D days Job Scheduler
You work at a multinational corporation. Deadlines are taken way too seriously, i.e., if you are given a job with a deadline of D days, you must complete the job in exactly D days and you must complete at least one task in a day. But every task is not of the same difficulty.
Being a lazy person, you want to complete the job in the most effortless way possible. Let's say you want to complete three tasks in a day with difficulties as
[4,1,2], then the effort required to complete these tasks is the maximum of all tasks, i.e., 4. In other words, let's say you decide to do X tasks in a day with \(d_1, d_2, ..., d_x \) difficulties, the effort required to complete these tasks is maximum(\(d_1, d_2, ..., d_x\))
You need to find the minimum effort required to complete all the tasks.

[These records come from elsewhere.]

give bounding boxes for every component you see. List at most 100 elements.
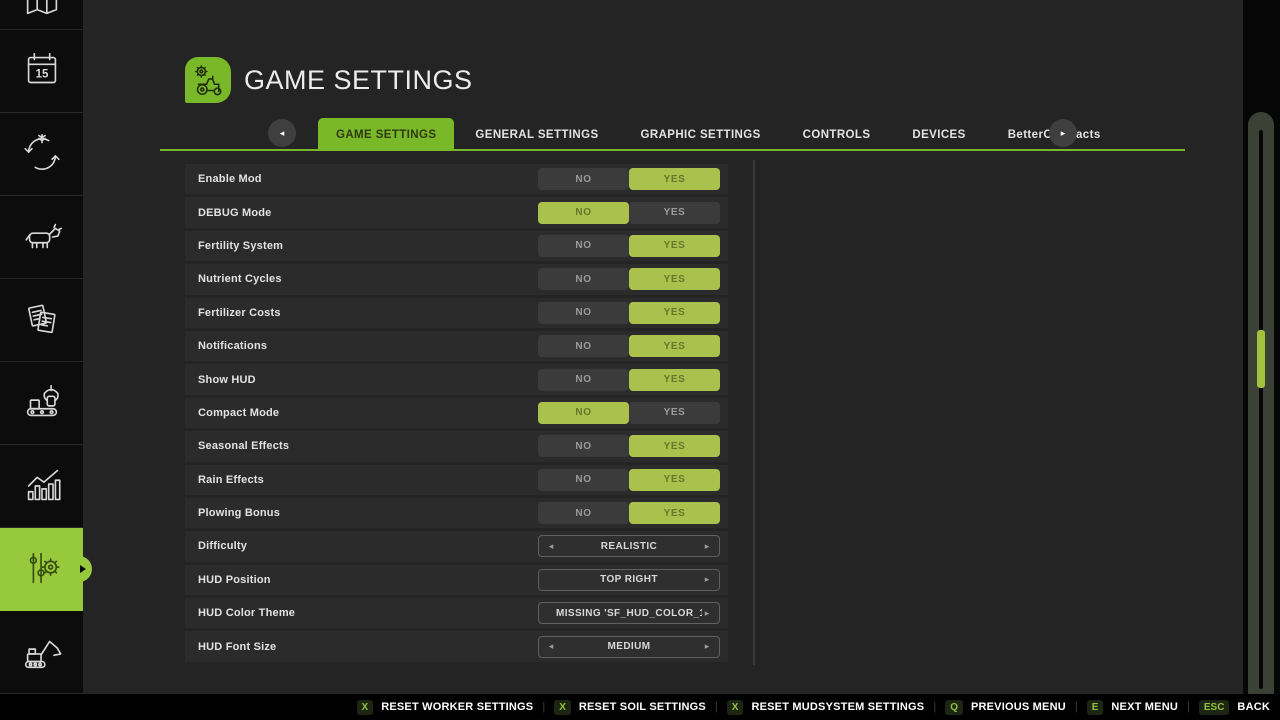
setting-label: Fertility System bbox=[198, 240, 283, 252]
toggle-no-button[interactable]: NO bbox=[538, 369, 629, 391]
toggle-group: NO YES bbox=[538, 235, 720, 257]
setting-label: Notifications bbox=[198, 340, 267, 352]
sidebar-item-construction[interactable] bbox=[0, 611, 83, 694]
toggle-yes-button[interactable]: YES bbox=[629, 469, 720, 491]
chevron-right-icon: ▸ bbox=[1061, 128, 1066, 139]
setting-row-notifications: Notifications NO YES bbox=[185, 331, 728, 361]
shortcut-reset-soil[interactable]: X RESET SOIL SETTINGS bbox=[554, 700, 706, 715]
sidebar-item-crop-rotation[interactable] bbox=[0, 113, 83, 196]
selector-value: REALISTIC bbox=[556, 541, 702, 552]
setting-row-nutrient-cycles: Nutrient Cycles NO YES bbox=[185, 264, 728, 294]
sidebar-item-mod-settings[interactable] bbox=[0, 528, 83, 611]
toggle-yes-button[interactable]: YES bbox=[629, 202, 720, 224]
chevron-right-icon[interactable]: ▸ bbox=[702, 541, 712, 552]
tabs-next-button[interactable]: ▸ bbox=[1049, 119, 1077, 147]
value-selector[interactable]: ◂ REALISTIC ▸ bbox=[538, 535, 720, 557]
setting-row-rain-effects: Rain Effects NO YES bbox=[185, 465, 728, 495]
toggle-yes-button[interactable]: YES bbox=[629, 335, 720, 357]
setting-row-debug-mode: DEBUG Mode NO YES bbox=[185, 197, 728, 227]
keycap-x: X bbox=[357, 700, 374, 715]
chevron-left-icon[interactable]: ◂ bbox=[546, 641, 556, 652]
shortcut-label: PREVIOUS MENU bbox=[971, 701, 1066, 713]
value-selector[interactable]: ◂ MEDIUM ▸ bbox=[538, 636, 720, 658]
shortcut-next-menu[interactable]: E NEXT MENU bbox=[1087, 700, 1178, 715]
setting-label: Enable Mod bbox=[198, 173, 262, 185]
sidebar-item-production[interactable] bbox=[0, 362, 83, 445]
toggle-no-button[interactable]: NO bbox=[538, 235, 629, 257]
toggle-no-button[interactable]: NO bbox=[538, 335, 629, 357]
crop-rotation-icon bbox=[19, 131, 65, 177]
toggle-no-button[interactable]: NO bbox=[538, 202, 629, 224]
toggle-no-button[interactable]: NO bbox=[538, 469, 629, 491]
sidebar-item-calendar[interactable]: 15 bbox=[0, 30, 83, 113]
calendar-icon: 15 bbox=[19, 48, 65, 94]
toggle-no-button[interactable]: NO bbox=[538, 402, 629, 424]
toggle-group: NO YES bbox=[538, 168, 720, 190]
shortcut-previous-menu[interactable]: Q PREVIOUS MENU bbox=[945, 700, 1066, 715]
toggle-yes-button[interactable]: YES bbox=[629, 168, 720, 190]
tab-devices[interactable]: DEVICES bbox=[891, 120, 986, 150]
setting-row-show-hud: Show HUD NO YES bbox=[185, 364, 728, 394]
tab-general-settings[interactable]: GENERAL SETTINGS bbox=[454, 120, 619, 150]
sidebar-item-statistics[interactable] bbox=[0, 445, 83, 528]
setting-row-fertilizer-costs: Fertilizer Costs NO YES bbox=[185, 298, 728, 328]
page-scrollbar bbox=[1248, 112, 1274, 705]
shortcut-reset-worker[interactable]: X RESET WORKER SETTINGS bbox=[357, 700, 534, 715]
toggle-group: NO YES bbox=[538, 502, 720, 524]
page-header: GAME SETTINGS bbox=[185, 57, 473, 103]
keycap-esc: ESC bbox=[1199, 700, 1230, 715]
sidebar-item-animals[interactable] bbox=[0, 196, 83, 279]
toggle-yes-button[interactable]: YES bbox=[629, 402, 720, 424]
toggle-yes-button[interactable]: YES bbox=[629, 302, 720, 324]
chevron-left-icon[interactable]: ◂ bbox=[546, 541, 556, 552]
toggle-no-button[interactable]: NO bbox=[538, 168, 629, 190]
toggle-no-button[interactable]: NO bbox=[538, 435, 629, 457]
tab-controls[interactable]: CONTROLS bbox=[782, 120, 892, 150]
tab-game-settings[interactable]: GAME SETTINGS bbox=[318, 118, 454, 151]
toggle-no-button[interactable]: NO bbox=[538, 502, 629, 524]
value-selector[interactable]: ◂ MISSING 'SF_HUD_COLOR_1' L… ▸ bbox=[538, 602, 720, 624]
setting-label: Nutrient Cycles bbox=[198, 273, 282, 285]
shortcut-reset-mudsystem[interactable]: X RESET MUDSYSTEM SETTINGS bbox=[727, 700, 925, 715]
setting-row-fertility-system: Fertility System NO YES bbox=[185, 231, 728, 261]
setting-row-difficulty: Difficulty ◂ REALISTIC ▸ bbox=[185, 531, 728, 561]
toggle-group: NO YES bbox=[538, 369, 720, 391]
separator: | bbox=[933, 701, 936, 713]
chevron-right-icon[interactable]: ▸ bbox=[702, 608, 712, 619]
keycap-x: X bbox=[554, 700, 571, 715]
mod-settings-app-icon bbox=[185, 57, 231, 103]
sidebar-item-map[interactable] bbox=[0, 0, 83, 30]
shortcut-back[interactable]: ESC BACK bbox=[1199, 700, 1270, 715]
selector-value: TOP RIGHT bbox=[556, 574, 702, 585]
tabs-prev-button[interactable]: ◂ bbox=[268, 119, 296, 147]
toggle-yes-button[interactable]: YES bbox=[629, 235, 720, 257]
toggle-yes-button[interactable]: YES bbox=[629, 369, 720, 391]
setting-label: Compact Mode bbox=[198, 407, 279, 419]
page-title: GAME SETTINGS bbox=[244, 65, 473, 96]
list-scrollbar-track[interactable] bbox=[753, 160, 755, 665]
setting-row-hud-font-size: HUD Font Size ◂ MEDIUM ▸ bbox=[185, 631, 728, 661]
chevron-right-icon[interactable]: ▸ bbox=[702, 641, 712, 652]
setting-label: Show HUD bbox=[198, 374, 256, 386]
production-icon bbox=[19, 380, 65, 426]
toggle-yes-button[interactable]: YES bbox=[629, 268, 720, 290]
toggle-no-button[interactable]: NO bbox=[538, 302, 629, 324]
tab-bar: GAME SETTINGS GENERAL SETTINGS GRAPHIC S… bbox=[318, 118, 1122, 151]
chevron-right-icon[interactable]: ▸ bbox=[702, 574, 712, 585]
keycap-q: Q bbox=[945, 700, 963, 715]
toggle-no-button[interactable]: NO bbox=[538, 268, 629, 290]
selector-value: MISSING 'SF_HUD_COLOR_1' L… bbox=[556, 608, 702, 619]
scrollbar-track[interactable] bbox=[1259, 130, 1263, 689]
setting-label: Seasonal Effects bbox=[198, 440, 289, 452]
setting-row-hud-color-theme: HUD Color Theme ◂ MISSING 'SF_HUD_COLOR_… bbox=[185, 598, 728, 628]
tab-graphic-settings[interactable]: GRAPHIC SETTINGS bbox=[620, 120, 782, 150]
toggle-group: NO YES bbox=[538, 302, 720, 324]
separator: | bbox=[1187, 701, 1190, 713]
game-settings-screen: GAME SETTINGS ◂ ▸ GAME SETTINGS GENERAL … bbox=[0, 0, 1280, 720]
shortcut-label: RESET WORKER SETTINGS bbox=[381, 701, 533, 713]
value-selector[interactable]: ◂ TOP RIGHT ▸ bbox=[538, 569, 720, 591]
scrollbar-thumb[interactable] bbox=[1257, 330, 1265, 388]
toggle-yes-button[interactable]: YES bbox=[629, 435, 720, 457]
toggle-yes-button[interactable]: YES bbox=[629, 502, 720, 524]
sidebar-item-contracts[interactable] bbox=[0, 279, 83, 362]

The first line contains two integers, N and D. N represents the number of tasks, D represents the number of days.
Second line contains N integers -- \(d_1, d_2, d_3, ..., d_n\)

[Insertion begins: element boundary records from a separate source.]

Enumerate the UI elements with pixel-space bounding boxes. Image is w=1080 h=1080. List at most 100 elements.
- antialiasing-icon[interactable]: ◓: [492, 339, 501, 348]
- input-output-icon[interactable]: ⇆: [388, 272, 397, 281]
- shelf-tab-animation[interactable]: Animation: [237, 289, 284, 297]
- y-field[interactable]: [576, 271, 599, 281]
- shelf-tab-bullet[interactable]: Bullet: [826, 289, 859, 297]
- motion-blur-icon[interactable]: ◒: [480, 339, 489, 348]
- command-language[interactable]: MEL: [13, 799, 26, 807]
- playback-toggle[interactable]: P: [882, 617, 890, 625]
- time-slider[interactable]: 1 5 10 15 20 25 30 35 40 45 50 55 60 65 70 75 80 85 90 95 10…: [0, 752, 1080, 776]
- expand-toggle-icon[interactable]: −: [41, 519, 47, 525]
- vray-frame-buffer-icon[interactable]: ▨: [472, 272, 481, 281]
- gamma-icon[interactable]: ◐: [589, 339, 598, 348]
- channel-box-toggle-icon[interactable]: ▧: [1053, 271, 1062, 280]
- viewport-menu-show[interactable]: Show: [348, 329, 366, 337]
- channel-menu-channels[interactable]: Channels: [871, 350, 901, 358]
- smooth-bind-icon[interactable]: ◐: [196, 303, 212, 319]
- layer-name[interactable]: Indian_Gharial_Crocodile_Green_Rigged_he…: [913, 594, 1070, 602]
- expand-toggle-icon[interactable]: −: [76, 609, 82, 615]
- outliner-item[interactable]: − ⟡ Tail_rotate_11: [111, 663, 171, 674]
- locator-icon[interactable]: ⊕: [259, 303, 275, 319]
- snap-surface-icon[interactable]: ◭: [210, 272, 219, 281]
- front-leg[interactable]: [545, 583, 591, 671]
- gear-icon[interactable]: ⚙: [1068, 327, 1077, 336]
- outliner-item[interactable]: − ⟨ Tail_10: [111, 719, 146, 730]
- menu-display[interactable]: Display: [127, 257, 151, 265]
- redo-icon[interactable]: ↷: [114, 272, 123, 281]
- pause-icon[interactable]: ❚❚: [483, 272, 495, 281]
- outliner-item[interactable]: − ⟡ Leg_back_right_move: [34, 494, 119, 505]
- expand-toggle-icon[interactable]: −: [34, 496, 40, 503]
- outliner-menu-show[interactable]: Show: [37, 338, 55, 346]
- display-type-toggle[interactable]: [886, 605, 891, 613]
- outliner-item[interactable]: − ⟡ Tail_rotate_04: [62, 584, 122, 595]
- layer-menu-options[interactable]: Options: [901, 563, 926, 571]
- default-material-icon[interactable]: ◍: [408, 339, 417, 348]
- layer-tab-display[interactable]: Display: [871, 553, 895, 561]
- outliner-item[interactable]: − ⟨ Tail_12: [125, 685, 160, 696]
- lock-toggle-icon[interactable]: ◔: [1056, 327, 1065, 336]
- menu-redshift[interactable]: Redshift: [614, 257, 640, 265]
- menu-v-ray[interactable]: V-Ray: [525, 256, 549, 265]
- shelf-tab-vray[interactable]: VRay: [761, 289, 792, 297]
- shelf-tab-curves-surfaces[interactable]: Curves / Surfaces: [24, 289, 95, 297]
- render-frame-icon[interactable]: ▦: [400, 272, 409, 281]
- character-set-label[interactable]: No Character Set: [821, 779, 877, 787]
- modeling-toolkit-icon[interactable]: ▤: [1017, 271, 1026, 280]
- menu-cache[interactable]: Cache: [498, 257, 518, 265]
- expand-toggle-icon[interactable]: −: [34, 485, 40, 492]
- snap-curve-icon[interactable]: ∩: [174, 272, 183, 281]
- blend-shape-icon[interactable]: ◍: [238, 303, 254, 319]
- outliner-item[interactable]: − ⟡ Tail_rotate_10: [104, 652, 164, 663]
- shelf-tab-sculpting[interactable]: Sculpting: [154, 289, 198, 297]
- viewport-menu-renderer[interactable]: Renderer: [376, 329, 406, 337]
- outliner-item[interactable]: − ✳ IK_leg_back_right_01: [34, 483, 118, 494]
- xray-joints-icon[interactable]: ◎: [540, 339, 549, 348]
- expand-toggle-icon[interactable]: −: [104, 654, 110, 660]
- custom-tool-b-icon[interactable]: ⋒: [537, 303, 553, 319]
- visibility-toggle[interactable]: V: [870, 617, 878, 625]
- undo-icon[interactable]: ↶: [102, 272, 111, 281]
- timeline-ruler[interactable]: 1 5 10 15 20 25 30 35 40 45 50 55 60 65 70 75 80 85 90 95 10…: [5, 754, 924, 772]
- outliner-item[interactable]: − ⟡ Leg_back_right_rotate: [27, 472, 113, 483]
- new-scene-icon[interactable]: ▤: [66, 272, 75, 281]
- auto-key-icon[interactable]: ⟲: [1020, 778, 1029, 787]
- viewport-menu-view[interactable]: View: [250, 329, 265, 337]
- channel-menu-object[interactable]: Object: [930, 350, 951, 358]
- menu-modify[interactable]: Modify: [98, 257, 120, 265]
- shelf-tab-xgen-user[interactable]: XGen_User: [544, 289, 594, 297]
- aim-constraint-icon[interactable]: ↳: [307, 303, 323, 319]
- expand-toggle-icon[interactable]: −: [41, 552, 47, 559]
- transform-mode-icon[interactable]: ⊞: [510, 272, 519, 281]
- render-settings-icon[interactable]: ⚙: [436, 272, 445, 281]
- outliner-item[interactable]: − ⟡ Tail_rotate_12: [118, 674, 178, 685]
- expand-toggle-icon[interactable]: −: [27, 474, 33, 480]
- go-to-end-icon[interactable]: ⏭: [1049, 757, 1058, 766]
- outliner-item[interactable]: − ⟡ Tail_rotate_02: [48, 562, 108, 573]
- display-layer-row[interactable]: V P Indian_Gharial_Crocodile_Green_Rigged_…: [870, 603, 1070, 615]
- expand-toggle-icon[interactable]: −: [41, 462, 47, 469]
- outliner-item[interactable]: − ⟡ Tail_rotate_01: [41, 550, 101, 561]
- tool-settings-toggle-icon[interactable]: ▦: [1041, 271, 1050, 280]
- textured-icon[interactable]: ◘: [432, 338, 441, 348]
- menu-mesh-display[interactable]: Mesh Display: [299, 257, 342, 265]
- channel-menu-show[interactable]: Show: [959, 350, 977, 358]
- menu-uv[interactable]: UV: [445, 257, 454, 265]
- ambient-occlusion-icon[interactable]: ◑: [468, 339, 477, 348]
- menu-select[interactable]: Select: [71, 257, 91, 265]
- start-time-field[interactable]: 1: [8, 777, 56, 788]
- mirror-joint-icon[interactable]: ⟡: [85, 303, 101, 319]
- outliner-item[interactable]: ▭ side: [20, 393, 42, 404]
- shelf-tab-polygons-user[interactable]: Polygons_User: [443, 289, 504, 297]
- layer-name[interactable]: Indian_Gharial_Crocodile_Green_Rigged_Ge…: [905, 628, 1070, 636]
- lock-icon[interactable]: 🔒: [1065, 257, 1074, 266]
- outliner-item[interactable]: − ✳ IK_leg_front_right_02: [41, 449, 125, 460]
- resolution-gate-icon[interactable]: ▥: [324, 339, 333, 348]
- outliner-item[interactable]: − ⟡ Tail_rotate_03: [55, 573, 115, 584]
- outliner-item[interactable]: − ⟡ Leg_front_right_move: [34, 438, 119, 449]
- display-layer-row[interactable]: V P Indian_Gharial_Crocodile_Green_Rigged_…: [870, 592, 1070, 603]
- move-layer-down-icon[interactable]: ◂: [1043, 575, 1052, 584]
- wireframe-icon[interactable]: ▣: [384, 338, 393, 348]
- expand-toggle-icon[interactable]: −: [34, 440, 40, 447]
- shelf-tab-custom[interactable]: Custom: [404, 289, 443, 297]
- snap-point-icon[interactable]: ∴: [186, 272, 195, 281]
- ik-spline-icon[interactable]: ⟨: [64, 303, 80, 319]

An integer, the minimum effort required.
\(1 \leq N \leq 300\)
\(1 \leq D \leq 10\)
\(0 \leq d_i \leq 1000\)
\(D \leq N\)
8 2 1 2 3 4 5 6 7 8
Explanation do the first task on Day1 and the rest of the tasks on Day2. (1 + 8) = 9
If we try to do all the tasks on day 1, the answer would be 8, but the conditions say that you have to do at least one task in a day, so there will be no tasks on day2. Hence it can not 8.